Lebershunt – was nun?
Ein Erfahrungsbericht
Lebershunt – natürlich wussten Jens Kerl und seine Frau Susanne als ehemalige Züchter theoretisch, was das ist. Aber mit ihrer blonden Ida vom Schnutetunker (HC) hatten sie auf einmal selbst einen betroffenen Hund. Wie sie zur richtigen Diagnose kamen, welche Behandlungsmethode zur Verfügung stand, und warum die gefährliche Erbkrankheit nicht den sicheren Tod bedeuten muss, lesen Sie in diesem Beitrag..
TEXT und FOTOS Jens Kerl
Von unserer letzten Hündin, Antonia vom Ameker Strand, mussten wir uns schweren Herzens im Juni 2021 verabschieden. Die Schwarzmarkene war an DM erkrankt und die Hinterhand zeigte starke Lähmungserscheinungen. Sie sollte den nächsten Schritt – die Lähmung der Atemmuskulatur – nicht erleben müssen. In unserem damaligen Verein, dem Hovawart-Club e.V., stand bereits ein Wurf bei uns gut vertrauten Züchtern an, bei dem eine blonde Hündin zur Welt kommen könnte. Unser Wunsch für Antonias Nachfolgerin. Und tatsächlich fiel in dem Wurf genau eine blonde Hündin. Wir hatten Glück und bekamen den Zuschlag: Ida vom Schnutetunker zog im September 2021 bei uns ein.
WELPENZEIT NICHT UNBESCHWERT
Wir waren glücklich. Welpengruppe, Sozialisation und alle Dinge, die den heranwachsenden Hovawart mit seiner Umwelt und seinen Artgenossen vertraut machen, durchlebten wir mit Ida. Doch es gab Unterschiede zu den Hovawarten, die wir in den 38 Jahren zuvor schon gehabt hatten: Ida war quasi nachtaktiv und musste auch nach Monaten nachts
zum Pinkeln raus. Dafür verbrachte sie den Tag im Tiefschlaf. Füttern war von Beginn an ein Problem. Nur die stressige Umstellung? Schon eine Woche nach der Übernahme mussten wir mit ihr zum Tierarzt wegen heftiger Verdauungsprobleme. Sie mochte nicht fressen, wir versuchten mit Tricks, ihr das Futter schmackhafter zu machen. Knabberstangen wurden sofort hinter den Sofakissen verbuddelt. Leckerchen? Keine Chance.
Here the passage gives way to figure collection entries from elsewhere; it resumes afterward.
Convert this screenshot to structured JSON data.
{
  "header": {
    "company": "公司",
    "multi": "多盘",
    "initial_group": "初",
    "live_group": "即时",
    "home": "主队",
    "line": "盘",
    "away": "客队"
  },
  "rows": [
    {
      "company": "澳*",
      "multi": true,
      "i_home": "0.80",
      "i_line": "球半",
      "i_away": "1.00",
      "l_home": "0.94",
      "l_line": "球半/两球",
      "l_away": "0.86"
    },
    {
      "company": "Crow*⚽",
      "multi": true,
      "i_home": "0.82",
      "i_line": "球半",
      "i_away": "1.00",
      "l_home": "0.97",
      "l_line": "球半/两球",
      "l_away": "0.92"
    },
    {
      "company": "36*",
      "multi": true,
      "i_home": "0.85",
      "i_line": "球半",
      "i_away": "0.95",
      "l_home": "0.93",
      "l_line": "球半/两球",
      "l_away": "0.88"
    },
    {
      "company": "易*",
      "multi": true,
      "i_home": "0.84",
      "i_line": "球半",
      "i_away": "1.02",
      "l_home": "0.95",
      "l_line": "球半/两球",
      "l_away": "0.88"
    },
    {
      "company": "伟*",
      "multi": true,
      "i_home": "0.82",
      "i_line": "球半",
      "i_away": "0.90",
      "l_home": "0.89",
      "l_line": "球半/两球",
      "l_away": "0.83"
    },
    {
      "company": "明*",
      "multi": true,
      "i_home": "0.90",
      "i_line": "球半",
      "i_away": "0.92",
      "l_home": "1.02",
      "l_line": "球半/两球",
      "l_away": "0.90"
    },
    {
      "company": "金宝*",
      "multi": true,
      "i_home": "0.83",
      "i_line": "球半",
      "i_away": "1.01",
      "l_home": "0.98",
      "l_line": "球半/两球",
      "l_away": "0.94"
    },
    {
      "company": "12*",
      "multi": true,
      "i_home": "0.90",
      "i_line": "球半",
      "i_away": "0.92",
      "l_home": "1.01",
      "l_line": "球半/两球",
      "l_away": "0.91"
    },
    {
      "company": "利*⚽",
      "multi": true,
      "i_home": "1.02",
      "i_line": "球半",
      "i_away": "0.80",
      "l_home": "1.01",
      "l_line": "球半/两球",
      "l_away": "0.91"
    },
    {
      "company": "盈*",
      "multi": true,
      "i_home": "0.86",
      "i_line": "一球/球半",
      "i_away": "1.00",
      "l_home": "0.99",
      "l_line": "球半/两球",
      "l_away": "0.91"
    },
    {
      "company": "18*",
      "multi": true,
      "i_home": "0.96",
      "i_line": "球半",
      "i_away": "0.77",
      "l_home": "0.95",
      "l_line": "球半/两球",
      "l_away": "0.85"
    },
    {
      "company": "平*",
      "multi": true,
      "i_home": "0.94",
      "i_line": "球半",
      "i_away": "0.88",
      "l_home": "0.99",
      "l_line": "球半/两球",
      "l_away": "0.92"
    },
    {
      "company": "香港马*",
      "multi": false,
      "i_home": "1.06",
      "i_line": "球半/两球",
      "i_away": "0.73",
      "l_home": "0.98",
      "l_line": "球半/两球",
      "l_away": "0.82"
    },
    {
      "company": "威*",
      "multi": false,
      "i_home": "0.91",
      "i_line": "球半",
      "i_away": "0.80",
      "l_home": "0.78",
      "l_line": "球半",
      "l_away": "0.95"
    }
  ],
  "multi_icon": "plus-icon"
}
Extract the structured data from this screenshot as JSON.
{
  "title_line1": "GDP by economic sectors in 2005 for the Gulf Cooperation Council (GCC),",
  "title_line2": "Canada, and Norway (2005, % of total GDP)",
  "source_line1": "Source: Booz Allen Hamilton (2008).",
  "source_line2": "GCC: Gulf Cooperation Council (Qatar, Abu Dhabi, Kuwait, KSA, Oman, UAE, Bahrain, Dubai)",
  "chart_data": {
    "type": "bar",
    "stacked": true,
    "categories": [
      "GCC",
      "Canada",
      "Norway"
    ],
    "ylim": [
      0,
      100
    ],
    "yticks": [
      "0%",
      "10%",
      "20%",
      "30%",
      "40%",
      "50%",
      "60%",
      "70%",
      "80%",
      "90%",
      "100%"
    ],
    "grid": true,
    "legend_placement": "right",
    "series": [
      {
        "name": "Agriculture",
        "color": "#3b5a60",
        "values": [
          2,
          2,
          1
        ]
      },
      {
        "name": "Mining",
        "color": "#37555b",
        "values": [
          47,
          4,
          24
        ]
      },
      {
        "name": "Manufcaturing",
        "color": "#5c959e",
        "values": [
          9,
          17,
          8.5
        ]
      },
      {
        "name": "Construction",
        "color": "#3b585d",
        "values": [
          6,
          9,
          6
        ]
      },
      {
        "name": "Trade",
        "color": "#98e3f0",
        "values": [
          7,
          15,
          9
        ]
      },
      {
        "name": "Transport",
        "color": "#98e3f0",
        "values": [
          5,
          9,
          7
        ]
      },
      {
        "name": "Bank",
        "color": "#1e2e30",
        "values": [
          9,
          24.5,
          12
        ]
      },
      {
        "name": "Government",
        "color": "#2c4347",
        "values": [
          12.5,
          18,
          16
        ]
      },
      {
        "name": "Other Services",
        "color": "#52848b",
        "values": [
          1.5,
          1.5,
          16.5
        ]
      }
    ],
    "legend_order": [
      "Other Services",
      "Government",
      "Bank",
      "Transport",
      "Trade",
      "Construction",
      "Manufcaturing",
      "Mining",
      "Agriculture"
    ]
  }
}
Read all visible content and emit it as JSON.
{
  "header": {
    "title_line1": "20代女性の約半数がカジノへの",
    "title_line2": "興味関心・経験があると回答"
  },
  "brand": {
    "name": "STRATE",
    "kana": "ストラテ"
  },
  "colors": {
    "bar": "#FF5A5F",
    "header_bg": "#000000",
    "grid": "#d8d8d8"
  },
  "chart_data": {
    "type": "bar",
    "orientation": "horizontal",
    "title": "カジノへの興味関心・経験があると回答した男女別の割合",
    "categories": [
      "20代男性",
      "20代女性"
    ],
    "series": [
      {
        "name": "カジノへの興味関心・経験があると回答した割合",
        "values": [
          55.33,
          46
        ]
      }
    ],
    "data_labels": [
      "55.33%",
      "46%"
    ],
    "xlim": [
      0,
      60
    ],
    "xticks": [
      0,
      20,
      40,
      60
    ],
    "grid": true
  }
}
Manchmal rieb sie ihren Kopf an der Wand entlang. Das konnten ja nur Ohrenprobleme sein – dachten wir. Auch guckte sie uns manchmal mit gesenktem Kopf an, als würde sie uns nicht erkennen, beim Üben konnte sie sich schwer konzentrieren und wirkte entwicklungsverzögert. Fassten wir sie vor allem am Kopf an, schien ihr das oft unangenehm zu sein. In der Welpengruppe verhielt sie sich auffällig ruhig.
EINE SCHRECKENSNACHRICHT
Als die Welpen fünf Monate alt waren, kam von der Züchterin der traurige Hinweis, bei einem Bruder sei ein schwerer Herzfehler festgestellt worden. Da Herzerkrankungen oft erblich sind, wollten wir das bei Ida auch abklären lassen. Beim anstehenden Impftermin waren ungewöhnliche Herzgeräusche zu hören. Ein Termin bei einer Hunde-Kardiologin in Ahlen ergab im Dezember 2021, dass bei Ida die Aorten- und Pulmonalklappen undicht sind und im Aortenbogen grenzwertig hohe Strömungsgeschwindigkeiten erreicht werden. Die Kontrolle des Befundes im Alter von neun Monaten und einem Jahr wurde empfohlen. Wir waren untröstlich und verabschiedeten uns natürlich vom Zuchtwunsch, aber immerhin musste diese Symptomatik erst einmal nicht behandelt werden. Ida sei normal belastbar, hieß es. Puh!
Im Januar 2022 dann der nächste Schreck: Bei einem Spaziergang kippte Ida einfach um. Ein plötzlicher Tonusverlust der Skelettmuskulatur, der aber sofort rückläufig war, so dass Ida gleich wieder aufstand und weitergehen konnte.
Das wiederholte sich im Februar und März. Die Tierärztin tippte aufs Herz. Die nächste kardiologische Untersuchung bestätigte den Vorbefund, blieb aber ohne Hinweis auf eine Ursache für die sogenannten Synkopen. Anfang Mai 2022 erlebten wir im Garten schließlich einen heftigen großen Krampfanfall bei Ida, der sich über Minuten hinzog. Schrecklich!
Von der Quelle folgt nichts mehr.